Police arrested a suspect Saturday night in the fatal shooting Thursday of a night manager at a Drury Inn & Suites hotel in St. Louis.
St. Louis police issued a statement that “a person of interest in connection” with the slaying had been arrested “in another jurisdiction on unrelated charges” and was being interviewed by homicide investigators. A police source identified him as Joseph Bernard Bowens, 43, arrested in the Poplar Bluff area, about 2½ hours south of St. Louis.
Bowens has been convicted in a series of drug and other crimes, including robbery and a federal gun charge, online court and prison records show. He has repeatedly violated the terms of his probation or parole. Bowens also has a pending warrant on two felony charges: drug possession and unlawful use of drug paraphernalia stemming from an April arrest by Poplar Bluff police.
Bowens’ wife and his past lawyers could not be immediately reached for comment Saturday.
Among those who recognized the suspect from hotel surveillance images was Caruthersville Police Chief Tony Jones. Jones told the Post-Dispatch that he was contacted by a resident who said he had to come over. He arrived at the house to find a news program paused on the suspect's face.
“I looked at it and I said, 'I know that guy,'” Jones said. “I've known him for years.” Jones said that he's worked cases involving the suspect, although in the pictures, “he looked different — he looked older, he lost weight.”
Jones called St. Louis detectives, and learned that he was the second person from Caruthersville to have recognized the suspect.
Jones said he learned that the suspect, whom he would not name as his identity had not yet been officially released, frequented the local casino. Jones contacted the casino and learned the suspect had been there Thursday night, and was wearing a brown leather coat that matched the coat in the surveillance images.

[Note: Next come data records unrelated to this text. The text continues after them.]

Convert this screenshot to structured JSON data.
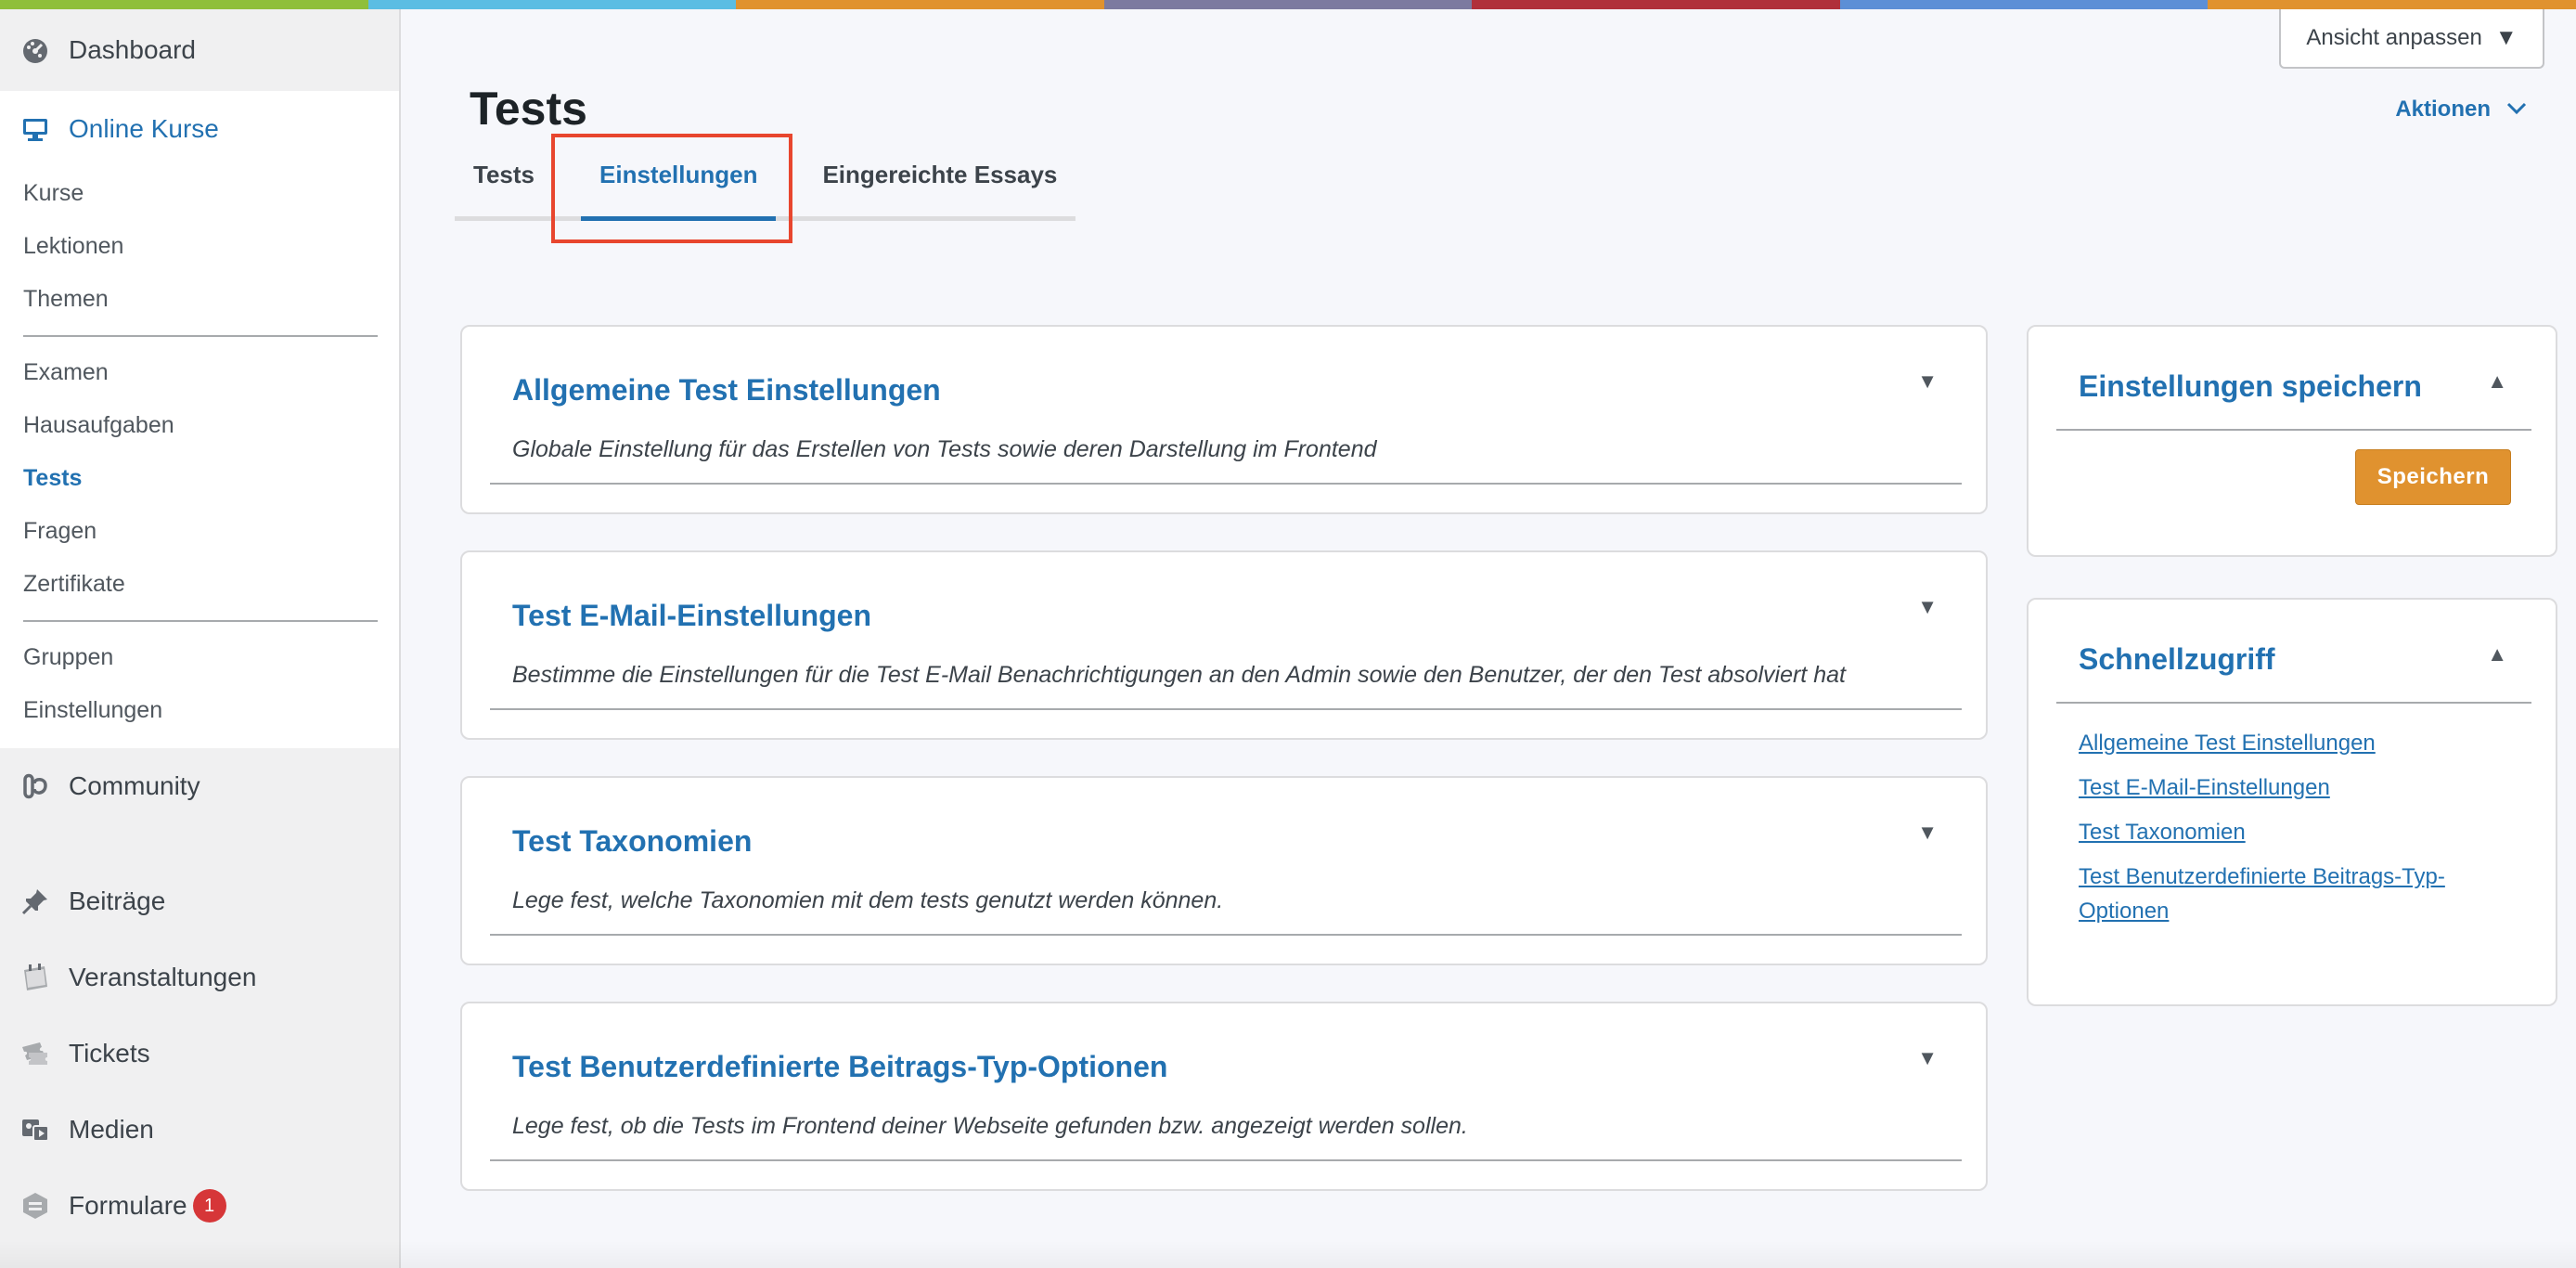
{
  "stripe_colors": [
    "#8fbf3b",
    "#5bbde3",
    "#e0922f",
    "#7c7aa0",
    "#b0303a",
    "#5c8fd6",
    "#e0922f"
  ],
  "sidebar": {
    "dashboard": "Dashboard",
    "current_section": "Online Kurse",
    "submenu": {
      "group1": [
        "Kurse",
        "Lektionen",
        "Themen"
      ],
      "group2": [
        "Examen",
        "Hausaufgaben",
        "Tests",
        "Fragen",
        "Zertifikate"
      ],
      "group3": [
        "Gruppen",
        "Einstellungen"
      ]
    },
    "active_sub": "Tests",
    "items": [
      {
        "label": "Community",
        "icon": "community-icon"
      },
      {
        "label": "Beiträge",
        "icon": "pin-icon"
      },
      {
        "label": "Veranstaltungen",
        "icon": "calendar-icon"
      },
      {
        "label": "Tickets",
        "icon": "ticket-icon"
      },
      {
        "label": "Medien",
        "icon": "media-icon"
      },
      {
        "label": "Formulare",
        "icon": "forms-icon",
        "badge": "1"
      }
    ]
  },
  "header": {
    "view_button": "Ansicht anpassen",
    "title": "Tests",
    "actions": "Aktionen"
  },
  "tabs": [
    {
      "label": "Tests",
      "active": false
    },
    {
      "label": "Einstellungen",
      "active": true
    },
    {
      "label": "Eingereichte Essays",
      "active": false
    }
  ],
  "sections": [
    {
      "title": "Allgemeine Test Einstellungen",
      "description": "Globale Einstellung für das Erstellen von Tests sowie deren Darstellung im Frontend"
    },
    {
      "title": "Test E-Mail-Einstellungen",
      "description": "Bestimme die Einstellungen für die Test E-Mail Benachrichtigungen an den Admin sowie den Benutzer, der den Test absolviert hat"
    },
    {
      "title": "Test Taxonomien",
      "description": "Lege fest, welche Taxonomien mit dem tests genutzt werden können."
    },
    {
      "title": "Test Benutzerdefinierte Beitrags-Typ-Optionen",
      "description": "Lege fest, ob die Tests im Frontend deiner Webseite gefunden bzw. angezeigt werden sollen."
    }
  ],
  "save_box": {
    "title": "Einstellungen speichern",
    "button": "Speichern"
  },
  "quick_access": {
    "title": "Schnellzugriff",
    "links": [
      "Allgemeine Test Einstellungen",
      "Test E-Mail-Einstellungen",
      "Test Taxonomien",
      "Test Benutzerdefinierte Beitrags-Typ-Optionen"
    ]
  },
  "colors": {
    "accent": "#2271b1",
    "button": "#e0922f",
    "highlight": "#e8462e",
    "badge": "#d63638"
  }
}
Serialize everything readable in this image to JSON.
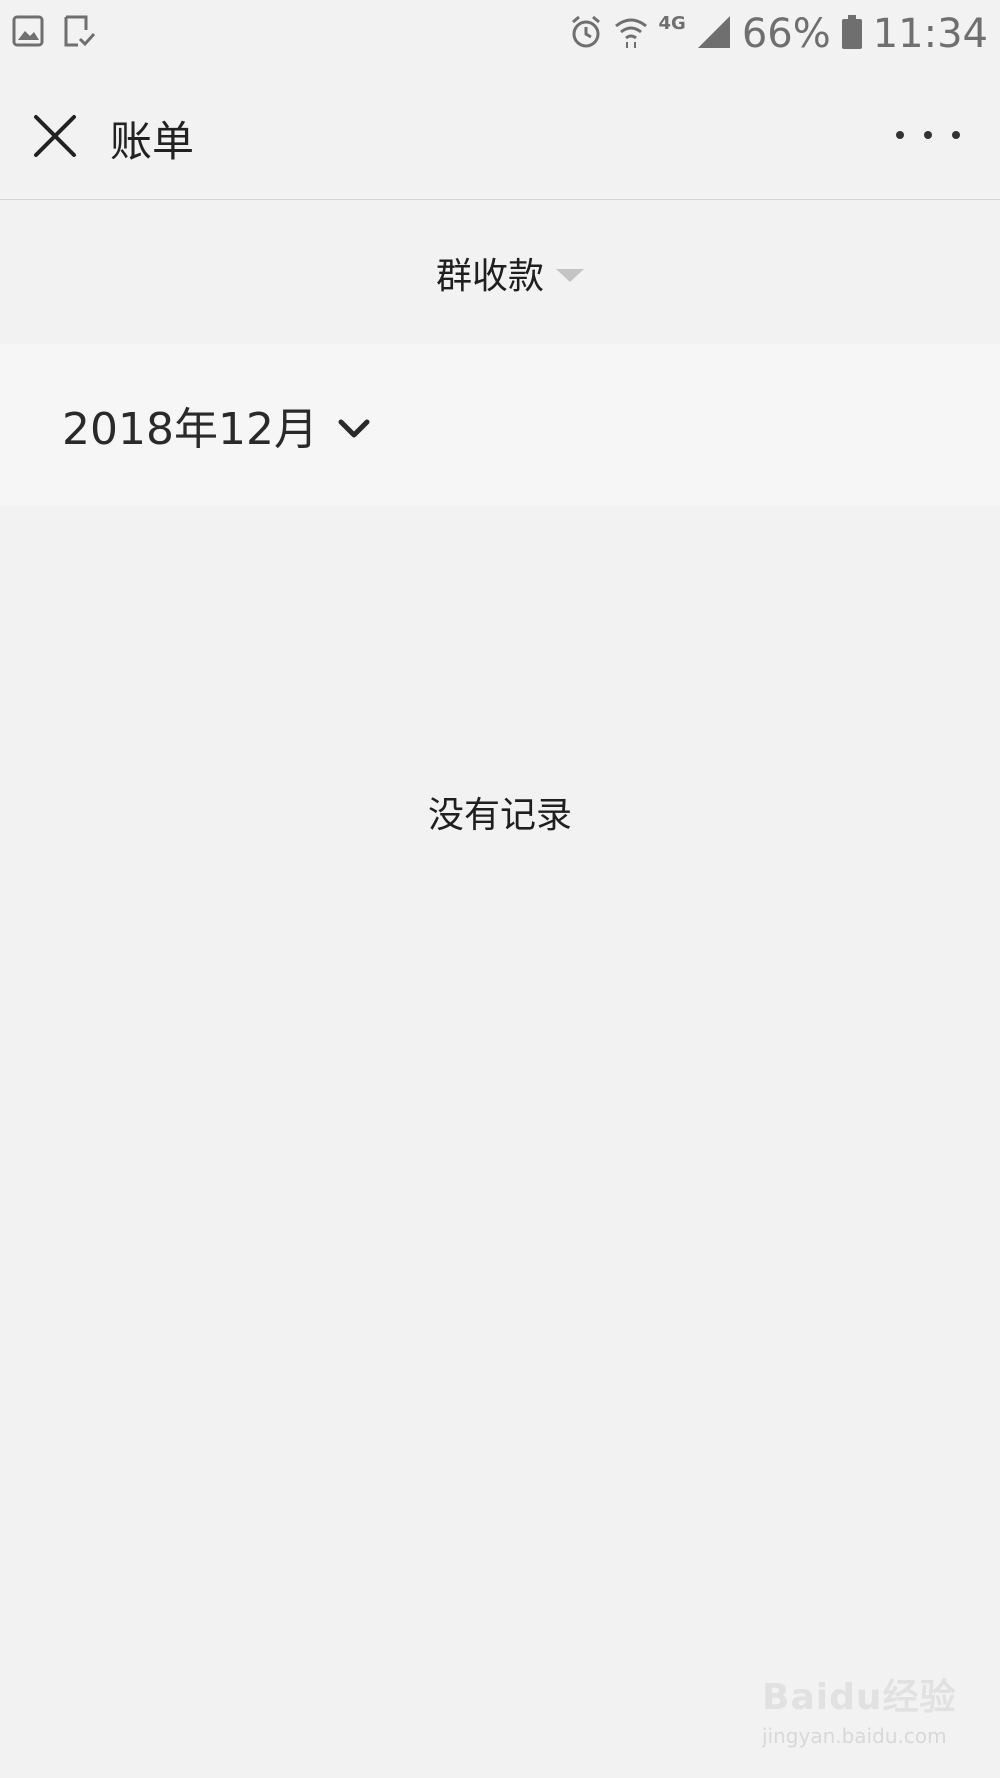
{
  "status_bar": {
    "battery_percent": "66%",
    "time": "11:34",
    "network": "4G",
    "icons": [
      "gallery-icon",
      "download-check-icon",
      "alarm-icon",
      "wifi-icon",
      "signal-icon",
      "battery-icon"
    ]
  },
  "header": {
    "title": "账单",
    "close_icon": "close-icon",
    "more_icon": "more-icon"
  },
  "filter": {
    "label": "群收款",
    "caret_icon": "caret-down-icon"
  },
  "month_selector": {
    "label": "2018年12月",
    "chevron_icon": "chevron-down-icon"
  },
  "empty_state": {
    "text": "没有记录"
  },
  "watermark": {
    "logo": "Baidu经验",
    "url": "jingyan.baidu.com"
  },
  "colors": {
    "background": "#f2f2f2",
    "month_row": "#f6f6f6",
    "text": "#1f1f1f",
    "caret": "#c4c4c4"
  }
}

Jones even spoke on the phone with the suspect Saturday, and asked him to come to the Caruthersville police station. Jones said that the suspect promised he'd be there in an hour and a half, but was arrested in Poplar Bluff first.
Jones said that the ATF, the Missouri Highway Patrol and the Pemiscot County Sheriff's Office all did a “terrific job” helping to locate the suspect.
Police said Thursday that the robber was buzzed in through a locked door at the hotel at Hampton Avenue and Interstate 44 by night manager Scott Knopfel, 50, about 2:50 a.m.
Knopfel thought the robber was a customer, police said. They talked briefly before the robber pulled a handgun, vaulted the counter and opened the cash drawer. The robber and Knopfel struggled before the robber shot Knopfel in the head, police said.
Knopfel grew up in south St. Louis and still lived there. He graduated from Southwest High School in 1983 and was single. He had worked at the hotel about three years, his brother, Mike Knopfel, told the Post-Dispatch.
Online prison records show Bowens was sentenced to five years in prison on a second-degree robbery charge, two drug charges and a DWI. But court records show that he received five years of probation and 120 days of shock time in 2010. Warrants for his arrest were issued at least twice after officials alleged that he’d violated terms of his probation.
In 2009, Bowens was indicted in federal court for being a felon in possession of a firearm. The indictment said he had a previous cocaine possession conviction in 1997 and a tampering conviction in 2003. He was sentenced to two years’ probation on the federal case, but he violated that probation twice, for a series of offenses including positive alcohol and drug tests, new arrests and a failure to undergo treatment. In 2011, he was sentenced to 14 months in prison and in 2013, he was sentenced to an additional eight months in prison.
Bowens has been struggling financially in recent years, court records show. He owes a former landlord more than $3,200. A year ago, he and his wife, a nurse, filed for bankruptcy, claiming $12,680 in assets and $143,812 in debts, including medical bills, unpaid student loans and taxes. At the time, Bowens’ only income was $710 a month from Social Security.